I will do this again. I enjoyed the peace and quiet and solitude out on the water and at the remote campsites. The possibility of seeing wildlife, especially whales, is a draw for me. To watch birds swooping in the sky or sitting in the sun, or seals warming themselves on the rocks, or sea lions chomping on their lunch brings me such awe that I need to see it all again.
Kayak touring is far easier for me than backpacking with a 30 lb pack on my back. I would do the kayak tour in a double kayak next time though. I will leave my ego at home and team up with Murray. John tells us that it is easier in a double (doing half the work) and the distances covered can be farther. He says the distances to get into Desolation Sound are farther each day than we kayaked on this tour. Okay, a double it is.
It is worth paying more for experienced and high quality guides. Both John (Footprint BC) and Richard (Island Romer Adventures) are experienced, high quality and enthusiastic guides. I wouldn’t hesitate to use either again.
Finally, if you are thinking about doing a kayak tour on the West Coast, do it!
Smoke, it is the first thing we noticed. Not a standard condition, but when we arrive the winds are from the south and the fires across the border are raging. The smoke obscures our views, then invades our nostrils.
Nature, one of the first things I note after we leave the marina is we are smack dab in the middle of a natural environment. There are very few signs of civilization.
Scenic, even with the smoke the scenery is awesome. The west coast rain forest meets the oceans edge on every island and islet we pass. It is sooo green.
Paddling, the repetitive motion instills a sense of Zen. There is only the moment I am in. Spilish as the paddle enters the water, splash, drip, drip, as the paddle exits the water.
Seclusion, the farther we paddle the less humanity we run into. We meet very few, the occasional motor launch passes at a distance, sometimes a fisher might go by, and only couple of times did we come across other kayakers.
Animals, there are so many and they are not as shy as the land animals we might be more familiar with. Seals, I knew they lived in the strait but there are so many, two eyes just above the surface of the water checking us out as we pass. Sea Lions, curious beasts, and so big. Birds by the bucket load, I’m not a birder and don’t know what varieties we pass each day but I am constantly amazed at how a flock can maneuver in unison with no observed crashes and so close to the waters surface. AND whales, we spent an afternoon watching as humpback after humpback passed by us perched on the elevated view point of our campsite.

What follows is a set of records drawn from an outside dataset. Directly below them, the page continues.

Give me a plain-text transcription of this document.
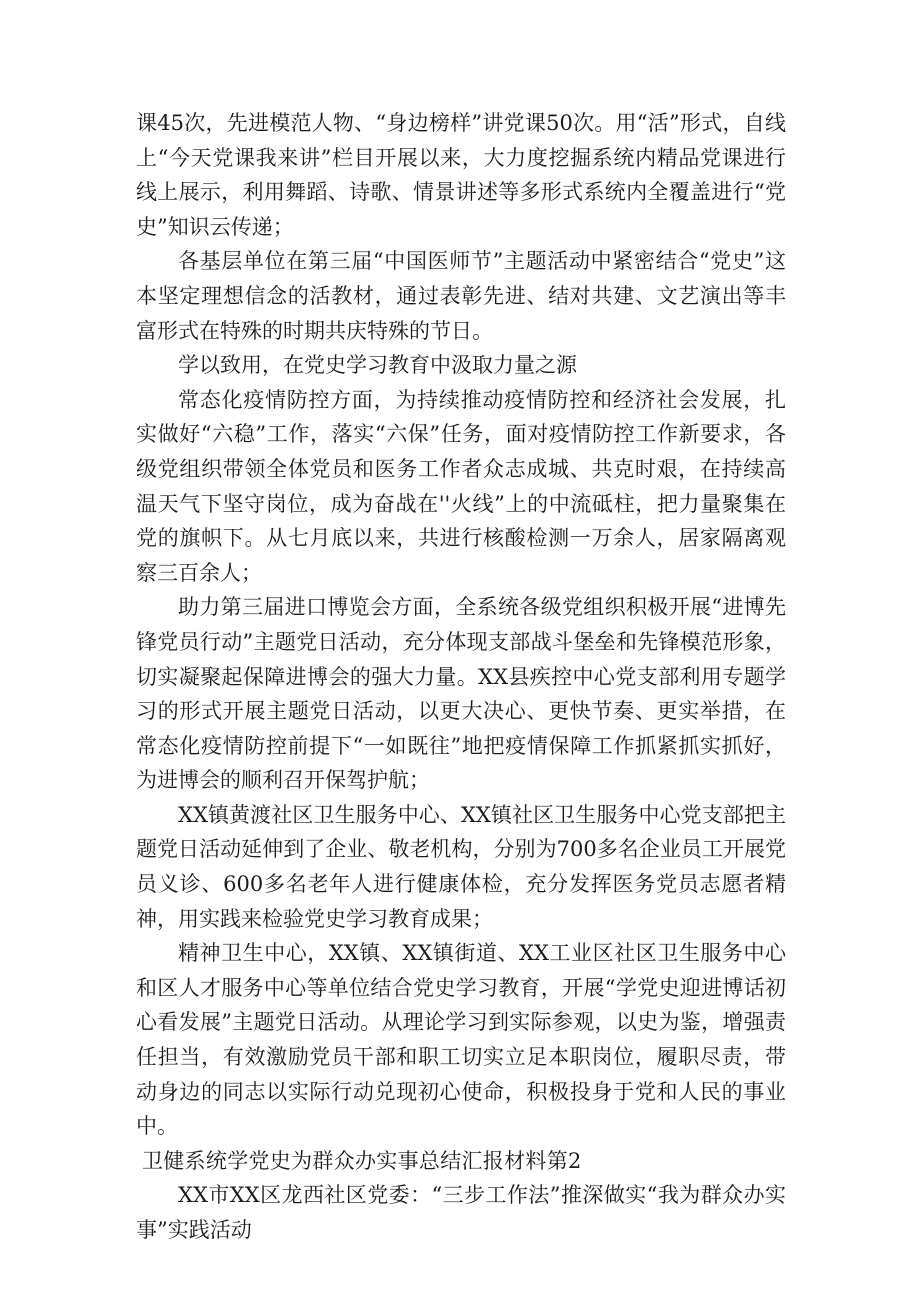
课45次，先进模范人物、“身边榜样”讲党课50次。用“活”形式，自线上“今天党课我来讲”栏目开展以来，大力度挖掘系统内精品党课进行线上展示，利用舞蹈、诗歌、情景讲述等多形式系统内全覆盖进行“党史”知识云传递；

各基层单位在第三届“中国医师节”主题活动中紧密结合“党史”这本坚定理想信念的活教材，通过表彰先进、结对共建、文艺演出等丰富形式在特殊的时期共庆特殊的节日。

学以致用，在党史学习教育中汲取力量之源

常态化疫情防控方面，为持续推动疫情防控和经济社会发展，扎实做好“六稳”工作，落实“六保”任务，面对疫情防控工作新要求，各级党组织带领全体党员和医务工作者众志成城、共克时艰，在持续高温天气下坚守岗位，成为奋战在''火线”上的中流砥柱，把力量聚集在党的旗帜下。从七月底以来，共进行核酸检测一万余人，居家隔离观察三百余人；

助力第三届进口博览会方面，全系统各级党组织积极开展“进博先锋党员行动”主题党日活动，充分体现支部战斗堡垒和先锋模范形象，切实凝聚起保障进博会的强大力量。XX县疾控中心党支部利用专题学习的形式开展主题党日活动，以更大决心、更快节奏、更实举措，在常态化疫情防控前提下“一如既往”地把疫情保障工作抓紧抓实抓好，为进博会的顺利召开保驾护航；

XX镇黄渡社区卫生服务中心、XX镇社区卫生服务中心党支部把主题党日活动延伸到了企业、敬老机构，分别为700多名企业员工开展党员义诊、600多名老年人进行健康体检，充分发挥医务党员志愿者精神，用实践来检验党史学习教育成果；

精神卫生中心，XX镇、XX镇街道、XX工业区社区卫生服务中心和区人才服务中心等单位结合党史学习教育，开展“学党史迎进博话初心看发展”主题党日活动。从理论学习到实际参观，以史为鉴，增强责任担当，有效激励党员干部和职工切实立足本职岗位，履职尽责，带动身边的同志以实际行动兑现初心使命，积极投身于党和人民的事业中。

卫健系统学党史为群众办实事总结汇报材料第2

XX市XX区龙西社区党委：“三步工作法”推深做实“我为群众办实事”实践活动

Campsites, they are amazing. Location, location, location. They are very basic, the most important aspect being a spot to land the floating craft. Once on land nearby is an open area with a few flatish spots big enough to pitch a tent to sleep. There are a enough logs or rocks about to fashion a kitchen. Find another rock to sit on and we have a home for the night.
Quiet, the most striking attribute of the area we traveled. My ears ring and it is loud. The saying is “the silence is deafening” and it is so true. Any noise is amplified by the lack of other ambient sounds.
I too will try to return. There is the little matter of Toby Inlet and a trip into an area much less visited then the one we just traversed. Barring the advent of smoky skies, heading in a more north-easterly direction has been added to the bucket list.